Last summer, I was able to visit one site in Madagascar, where UEF and Africa GreenTec are rolling out a mini-grid, to see for myself the difference being made to people’s lives. This was in the village of Mahasolo. Like over a third of Madagascans, the residents of Mahasolo have no access to the country’s national electricity grid. What electricity there is, is often provided by diesel-powered generators, which fill the air with fumes and noise, are expensive to operate and are far from environmentally friendly. Many people, from doctors in the village clinic, students and teachers in the school, and market traders and other business owners in Mahasolo, simply have to cease all their activity when night falls due to a lack of light.

During my visit, I witnessed the close cooperation between the developers, funders, government agencies and particularly local communities, that characterizes the work of UEF in Madagascar and everywhere else we operate. We showcased the achievements of SEforALL’s Powering Healthcare and Powering Education programmes, as well as our Integrated Energy Access Plan , which will close electricity and clean cooking access gaps and establish cold chains to preserve medicines and food. Following meetings with the mini-grid developers funded by UEF, I felt inspired by their drive and vision.

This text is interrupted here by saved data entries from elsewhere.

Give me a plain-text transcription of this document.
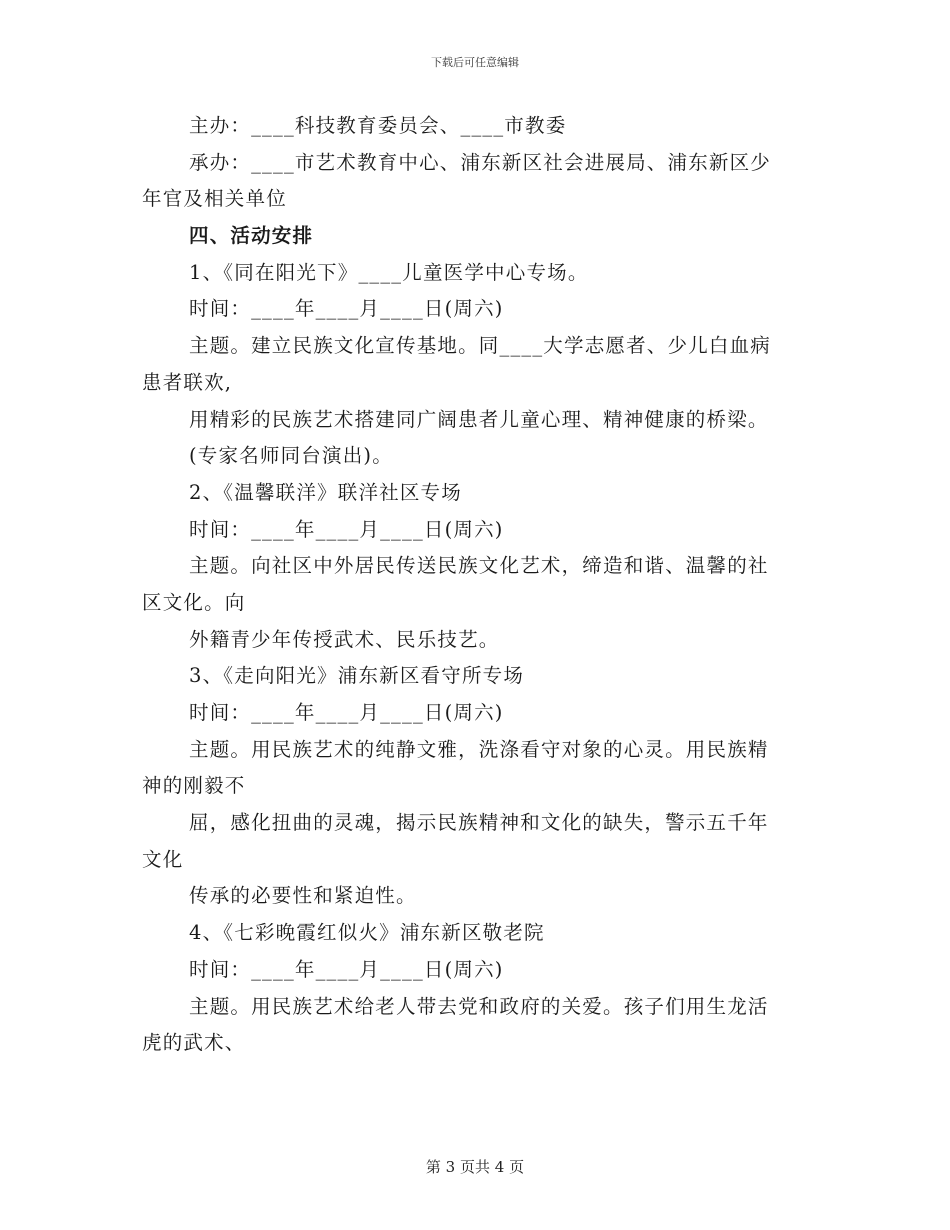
下载后可任意编辑
主办：____科技教育委员会、____市教委
承办：____市艺术教育中心、浦东新区社会进展局、浦东新区少
年官及相关单位
四、活动安排
1、《同在阳光下》____儿童医学中心专场。
时间：____年____月____日(周六)
主题。建立民族文化宣传基地。同____大学志愿者、少儿白血病
患者联欢,
用精彩的民族艺术搭建同广阔患者儿童心理、精神健康的桥梁。
(专家名师同台演出)。
2、《温馨联洋》联洋社区专场
时间：____年____月____日(周六)
主题。向社区中外居民传送民族文化艺术，缔造和谐、温馨的社
区文化。向
外籍青少年传授武术、民乐技艺。
3、《走向阳光》浦东新区看守所专场
时间：____年____月____日(周六)
主题。用民族艺术的纯静文雅，洗涤看守对象的心灵。用民族精
神的刚毅不
屈，感化扭曲的灵魂，揭示民族精神和文化的缺失，警示五千年
文化
传承的必要性和紧迫性。
4、《七彩晚霞红似火》浦东新区敬老院
时间：____年____月____日(周六)
主题。用民族艺术给老人带去党和政府的关爱。孩子们用生龙活
虎的武术、
第 3 页共 4 页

But the most rewarding encounters, of course, were with the people of Mahasolo. We were greeted in the village by excitement and smiles. From farmers to doctors and school students, we heard different stories, told with the same warmth, of how the mini-grids brought by UEF will immensely benefit their daily lives. Without the arrival of reliable electricity in their village, they might have soon joined the ever-increasing numbers who are migrating from rural areas to densely populated cities such as Antananarivo, where the country’s ageing electric grid can also struggle to cope. Instead, they can look forward to a future with green jobs and opportunities.

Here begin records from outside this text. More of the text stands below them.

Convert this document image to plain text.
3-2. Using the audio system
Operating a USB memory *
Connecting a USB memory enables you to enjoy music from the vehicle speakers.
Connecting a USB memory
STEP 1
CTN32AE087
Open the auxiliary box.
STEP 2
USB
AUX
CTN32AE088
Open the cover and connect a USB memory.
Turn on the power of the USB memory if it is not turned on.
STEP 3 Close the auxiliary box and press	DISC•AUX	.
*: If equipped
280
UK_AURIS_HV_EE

Of course, none of this happens overnight. Just getting a mini-grid to the village where it’s being installed can be a huge challenge, as I realized when traveling along Madagascar’s rural roads, often totally impassable during the country’s rainy season.   A bigger hurdle, despite the generosity of our current donors, is the shortage of funds needed for the developers to deliver their full mini-grid pipelines. Donor funding has simply not kept up with local people’s demand for electricity.

The potential to bridge the energy gap in Madagascar soon is real, given an enabling environment, political will and the involvement of the leading mini-grid developers. However, funding is also vital to ensure that projects are actually delivered, and that the cost of electricity is affordable for local people. This is why UEF is just so important in Madagascar and the other countries where it operates.